Prison Reform

Deep in the Florida Everglades, this former state prison hosts private military training operations

Architecture East News
Former prison complexes become a boon to the private security sector. Seen here: A satellite image of the Hendry Correctional Institute, now a “military” training facility. (Courtesy Agency)
Former prison complexes become a boon to the private security sector. Seen here: A satellite image of the Hendry Correctional Institute, now a “military” training facility. (Courtesy Agency)

This article appears in The Architect’s Newspaper’s April 2017 issue, which takes a deep dive into Florida to coincide with the upcoming AIA Conference on Architecture in Orlando (April 27 to 29). We’re publishing the issue online as the Conference approaches—click here to see the latest articles to be uploaded.

Deep in the Florida Everglades, surrounded by wildlife and natural preserves, an abandoned correctional facility has become the unlikely background for high-stakes military training operations, far from the public eye. The Hendry Correctional Institute, a former high-security state prison complex turned private training facility, is the unlikely protagonist in a new generation of military-style training scenarios.

Since 2012, the site has been run by Altair Training Solutions, a private enterprise that rents out the facility and provides training to clients across a spectrum of military, private, and security interests. Site organizers capitalize on the facility’s protective architecture, and its layers of security infrastructure left over from its prison days, to inject realism in simulated missions for special operations forces, law enforcement agencies, and weekend hobbyists.

(Courtesy Agency)

(Courtesy Agency)

The site signals a shift in what we might think of as “adaptive reuse” in a niche market of the newly securitized economy. Instead of repurposing an abandoned warehouse or a dilapidated factory into lofts or retail space, the scheme here was to reinvigorate a vast area on the urban scale—including 1,150 surrounding acres, a nearby county correctional facility, two hotels, houses, dining halls, a research and development facility, long and short shooting ranges, shoot houses, and a 3,800-foot-long private airstrip. Instead of targeting traditional market forces, the land-grab speculation hinges on the presumed insatiable and continued interest of militarized forces in the kind of free-rein, live-fire, no-holds-barred urban expeditions that only an underused, remote, and built-up site allows.

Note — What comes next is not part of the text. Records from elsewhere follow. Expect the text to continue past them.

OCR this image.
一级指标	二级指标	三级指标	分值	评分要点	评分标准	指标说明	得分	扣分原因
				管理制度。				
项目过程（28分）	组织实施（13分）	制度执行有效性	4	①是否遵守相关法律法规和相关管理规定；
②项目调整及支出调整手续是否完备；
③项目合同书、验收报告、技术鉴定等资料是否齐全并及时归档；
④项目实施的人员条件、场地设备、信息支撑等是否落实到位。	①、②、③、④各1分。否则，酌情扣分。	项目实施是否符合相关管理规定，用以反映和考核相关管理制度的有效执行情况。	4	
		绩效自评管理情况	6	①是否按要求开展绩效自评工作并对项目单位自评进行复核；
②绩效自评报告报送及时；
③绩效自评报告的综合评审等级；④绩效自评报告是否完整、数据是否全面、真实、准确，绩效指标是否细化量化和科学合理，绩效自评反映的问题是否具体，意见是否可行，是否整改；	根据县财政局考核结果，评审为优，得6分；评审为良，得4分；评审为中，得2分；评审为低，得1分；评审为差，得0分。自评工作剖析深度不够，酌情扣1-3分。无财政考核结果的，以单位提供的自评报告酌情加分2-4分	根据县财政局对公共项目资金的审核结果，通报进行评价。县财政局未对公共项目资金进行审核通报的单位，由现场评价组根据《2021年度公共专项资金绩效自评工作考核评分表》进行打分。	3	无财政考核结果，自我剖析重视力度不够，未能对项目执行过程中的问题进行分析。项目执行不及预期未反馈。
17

Such sites have long been objects of desire for the U.S. armed forces, which see them as ready-made approximations of emerging theaters of operations—stand-ins for the streets, markets, and central business districts of hostile cities a world away. The RAND Corporation identified abandoned towns as future training gold mines in the mid-2000s. The U.S. military has, in recent years, used existing—and sometimes inhabited—domestic cities to add realism to their training regimens. But this site was identified and purchased by private citizens (albeit former-military), and was initially supported by public tax incentives (a package the State of Florida called Project Assassin, which was later rescinded). The newly reimagined facility opens its doors to the untrained hobbyist and gun enthusiast. Public programming requires no military training or law-enforcement credentials—passing a criminal background check and paying the entry fee gains entry to select courses. In one recent example, students from every walk of life spent a Saturday learning to shoot targets near the former prison law library from hovering helicopters. This is a mom-and-pop shop for street-front shoot-’em-ups. This is amateur hour. And it may only be the beginning, a model for the private security urbanism to come.

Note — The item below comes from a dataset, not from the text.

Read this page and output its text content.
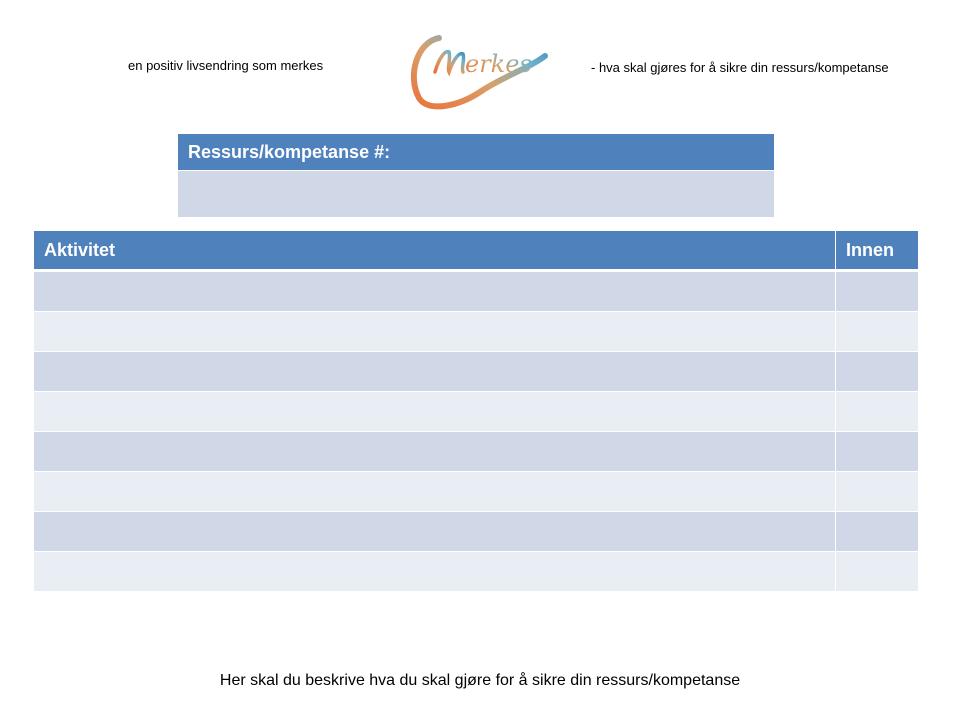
en positiv livsendring som merkes	erkes	- hva skal gjøres for å sikre din ressurs/kompetanse
Ressurs/kompetanse #:

Aktivitet	Innen

Her skal du beskrive hva du skal gjøre for å sikre din ressurs/kompetanse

To better understand the draw of the site, one must understand remoteness as a fundamental asset of the new private security urbanism. The state has historically invested in remote areas for detention purposes, using distance from populated centers as a buffer. Built in 1977 to be intentionally surrounded by uninhabited wilderness, the facility had been deteriorating for decades. The required public funding for renovations and remote access had become a burden to the State of Florida. The once-desired remoteness proved to only expedite the prison’s eventual demise, but later offered an opportunity for other uses—allowing for the type of training other non-remote sites cannot.

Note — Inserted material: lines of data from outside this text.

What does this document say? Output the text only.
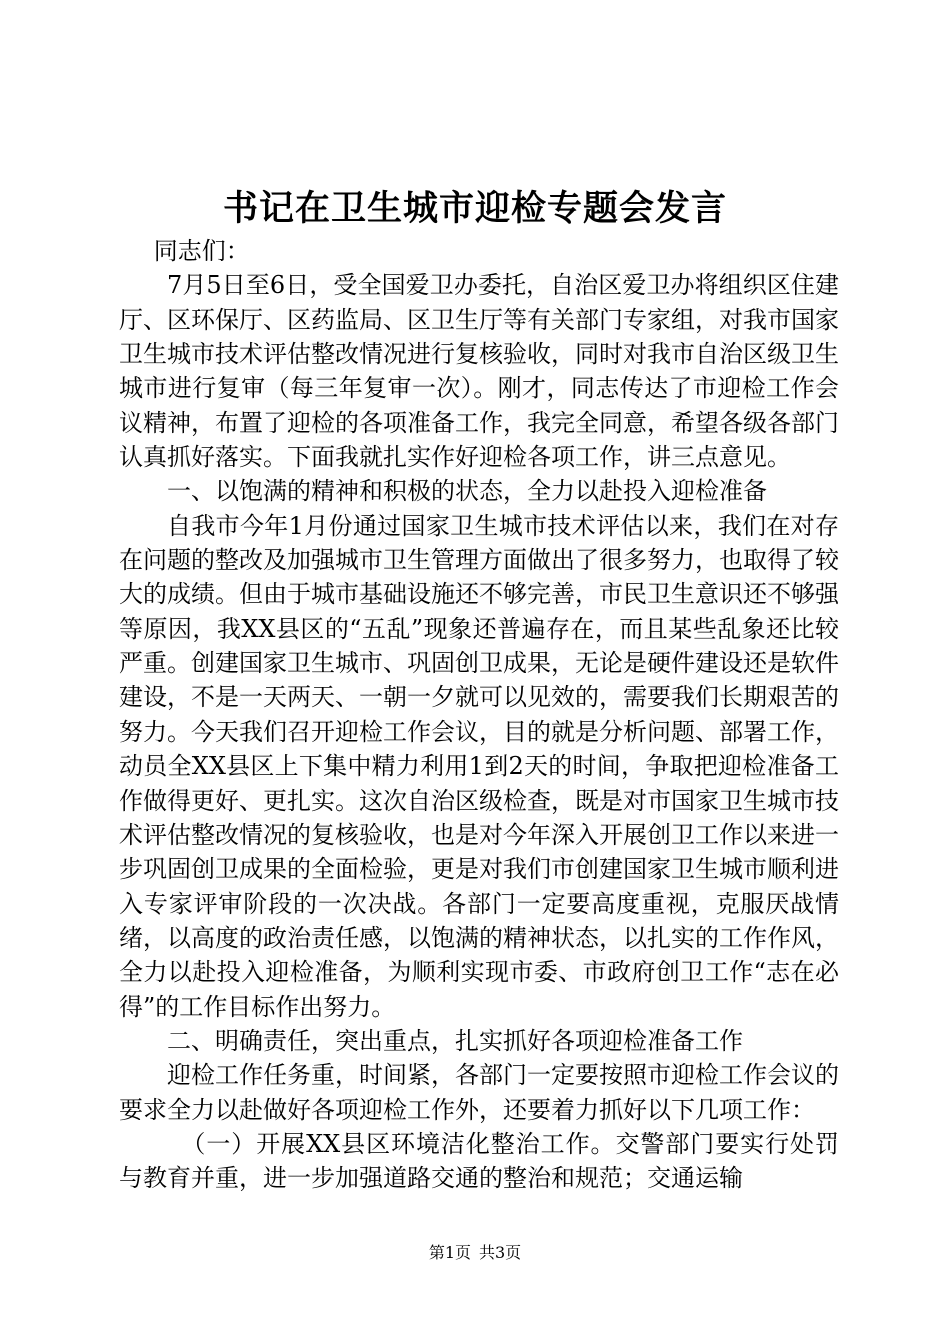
书记在卫生城市迎检专题会发言

同志们：

7月5日至6日，受全国爱卫办委托，自治区爱卫办将组织区住建厅、区环保厅、区药监局、区卫生厅等有关部门专家组，对我市国家卫生城市技术评估整改情况进行复核验收，同时对我市自治区级卫生城市进行复审（每三年复审一次）。刚才，同志传达了市迎检工作会议精神，布置了迎检的各项准备工作，我完全同意，希望各级各部门认真抓好落实。下面我就扎实作好迎检各项工作，讲三点意见。

一、以饱满的精神和积极的状态，全力以赴投入迎检准备

自我市今年1月份通过国家卫生城市技术评估以来，我们在对存在问题的整改及加强城市卫生管理方面做出了很多努力，也取得了较大的成绩。但由于城市基础设施还不够完善，市民卫生意识还不够强等原因，我XX县区的“五乱”现象还普遍存在，而且某些乱象还比较严重。创建国家卫生城市、巩固创卫成果，无论是硬件建设还是软件建设，不是一天两天、一朝一夕就可以见效的，需要我们长期艰苦的努力。今天我们召开迎检工作会议，目的就是分析问题、部署工作，动员全XX县区上下集中精力利用1到2天的时间，争取把迎检准备工作做得更好、更扎实。这次自治区级检查，既是对市国家卫生城市技术评估整改情况的复核验收，也是对今年深入开展创卫工作以来进一步巩固创卫成果的全面检验，更是对我们市创建国家卫生城市顺利进入专家评审阶段的一次决战。各部门一定要高度重视，克服厌战情绪，以高度的政治责任感，以饱满的精神状态，以扎实的工作作风，全力以赴投入迎检准备，为顺利实现市委、市政府创卫工作“志在必得”的工作目标作出努力。

二、明确责任，突出重点，扎实抓好各项迎检准备工作

迎检工作任务重，时间紧，各部门一定要按照市迎检工作会议的要求全力以赴做好各项迎检工作外，还要着力抓好以下几项工作：

（一）开展XX县区环境洁化整治工作。交警部门要实行处罚与教育并重，进一步加强道路交通的整治和规范；交通运输

第1页 共3页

The details of the training contracts are confidential, but one can imagine the series of exfiltration and other tactical operations that this type of location affords. As other military installations are spending money to faithfully recreate every physical nuance of projected intervention sites from scratch, Altair comes ready-made with a bona fide architecture of imprisonment. The former prison and its buildings, no longer capable of sustaining prior instantiations of security, are now seen as “up for grabs”—a kind of marketable good, repurposed to the whims of the new securocratic order.

It takes a mind with a particular type of calculus to understand the high value of civic remnants in the oncoming era. While the standard of real estate development speculation looks for new density and economic growth opportunities, these alternative post-urban investment schemes search for forgotten ghost spaces, where remoteness and absence of human inhabitation are the prized components. Given the rampant privatization of the prison-industrial complex, abandoned state prisons could soon be a boon to the speculative rehabber of disused security infrastructure. The architecture of incarceration is offered as a stage set, perpetuating its imagined use.